One or two houses per block would lend itself well to crews of shovelers going out, though.
This article is drivel.
I actually agree that citywide street clearance in Minneapolis is not feasible, but the arguments put out above, reveal all the sanctimonious problems with this organization
This post shows hatred toward landlords ( a.k.a. housing providers), and yet elsewhere streets.mn promotes large scale developments that can only be owned by out of city, out of state, possibly out of country, corporate ownership. So is it all landlords your head, or just the middle class local landlords? Personally, I think we need more mom and pop housing providers and fewer corporate landowner overlords. I also think we need more homeownership models— another model, being limited by the five over one syndrome mode on streets.mn
Elsewhere on streets.MN, anrticles abhore single-family zoning, and yet in this article we’re promoting the caretakership of sidewalks. It only comes from single-family homeownership. ( and homeownership is the greatest source of the middle class wealth. It should be increased, with special efforts toward including historically, disenfranchised populations, not decreased— to disenfranchise more populations.)
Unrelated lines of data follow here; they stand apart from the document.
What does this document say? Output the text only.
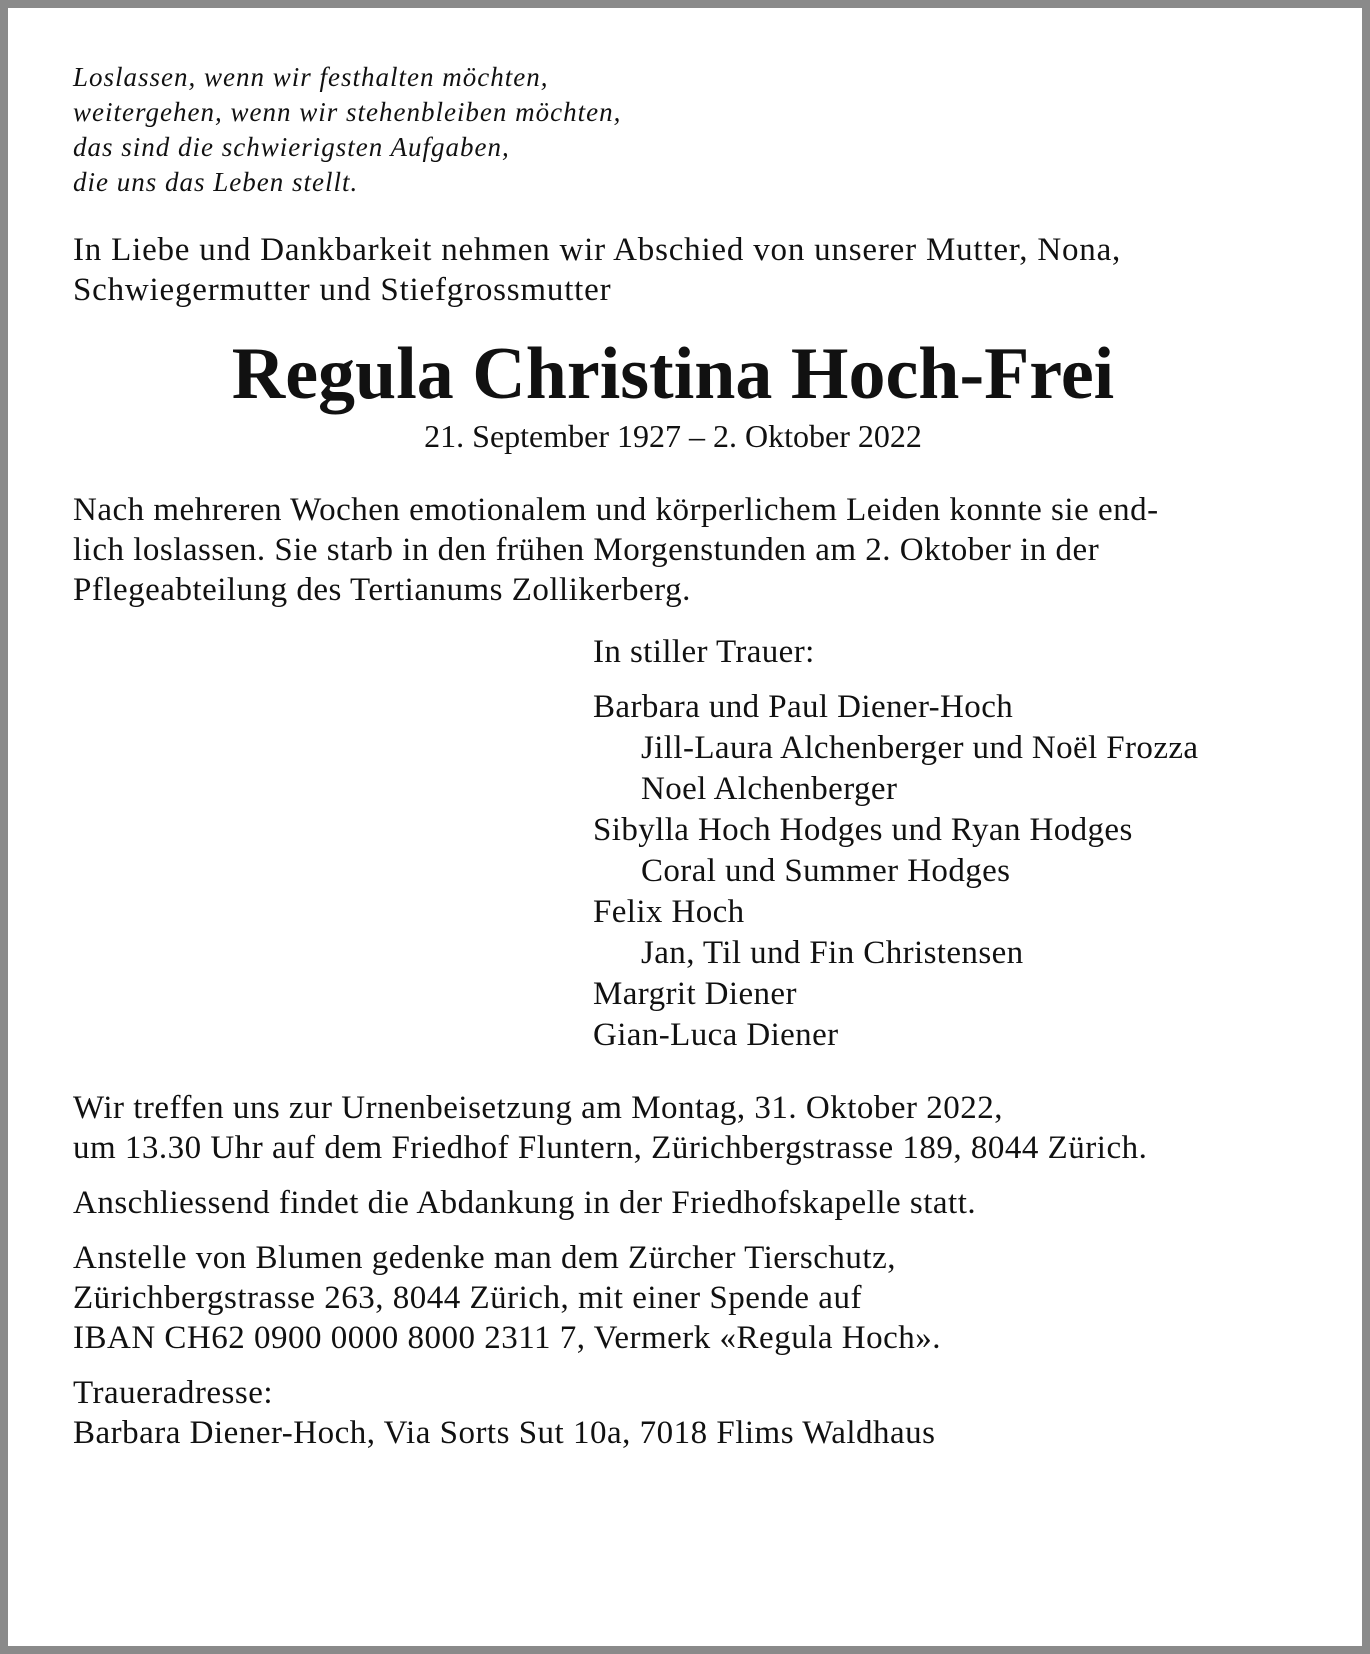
Loslassen, wenn wir festhalten möchten,
weitergehen, wenn wir stehenbleiben möchten,
das sind die schwierigsten Aufgaben,
die uns das Leben stellt.
In Liebe und Dankbarkeit nehmen wir Abschied von unserer Mutter, Nona,
Schwiegermutter und Stiefgrossmutter
Regula Christina Hoch-Frei
21. September 1927 – 2. Oktober 2022
Nach mehreren Wochen emotionalem und körperlichem Leiden konnte sie end-
lich loslassen. Sie starb in den frühen Morgenstunden am 2. Oktober in der
Pflegeabteilung des Tertianums Zollikerberg.
In stiller Trauer:
Barbara und Paul Diener-Hoch
Jill-Laura Alchenberger und Noël Frozza
Noel Alchenberger
Sibylla Hoch Hodges und Ryan Hodges
Coral und Summer Hodges
Felix Hoch
Jan, Til und Fin Christensen
Margrit Diener
Gian-Luca Diener
Wir treffen uns zur Urnenbeisetzung am Montag, 31. Oktober 2022,
um 13.30 Uhr auf dem Friedhof Fluntern, Zürichbergstrasse 189, 8044 Zürich.
Anschliessend findet die Abdankung in der Friedhofskapelle statt.
Anstelle von Blumen gedenke man dem Zürcher Tierschutz,
Zürichbergstrasse 263, 8044 Zürich, mit einer Spende auf
IBAN CH62 0900 0000 8000 2311 7, Vermerk «Regula Hoch».
Traueradresse:
Barbara Diener-Hoch, Via Sorts Sut 10a, 7018 Flims Waldhaus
Hypocrisy runs deep in streets.mn
I don’t hate landlords. In fact, I used to be one. But the law requires landlords to shovel their sidewalks. If they did that — which, to me, equates with caring for and about their tenants — then our cities would be more walkable.
In our current system, property owners are responsible for clearing the sidewalk within 24 hours of a snowfall, but there is a huge flaw: the clock resets anytime we have a new snowfall. We frequently get several snowfalls in quick succession, which means the sidewalks can legally go unshoveled for a whole week. During that time, foot traffic has tamped down the snow, which often becomes compressed into a layer of lumpy ice at the bottom.
Here is my proposal: we need to get rid of that resetting clock loophole, and adopt a results-based standard. If the sidewalk in front of a property has treacherous snow or ice, regardless of the time since the last snowfall, we should be able to report it to the city. The city will send out a crew, and the property owner is assessed the cost. This is very similar to how the city deals with trash left on private properties, and it works pretty well! Combine it with the city coordinating volunteer shovelers, and I think we’d have a very robust system of clear sidewalks.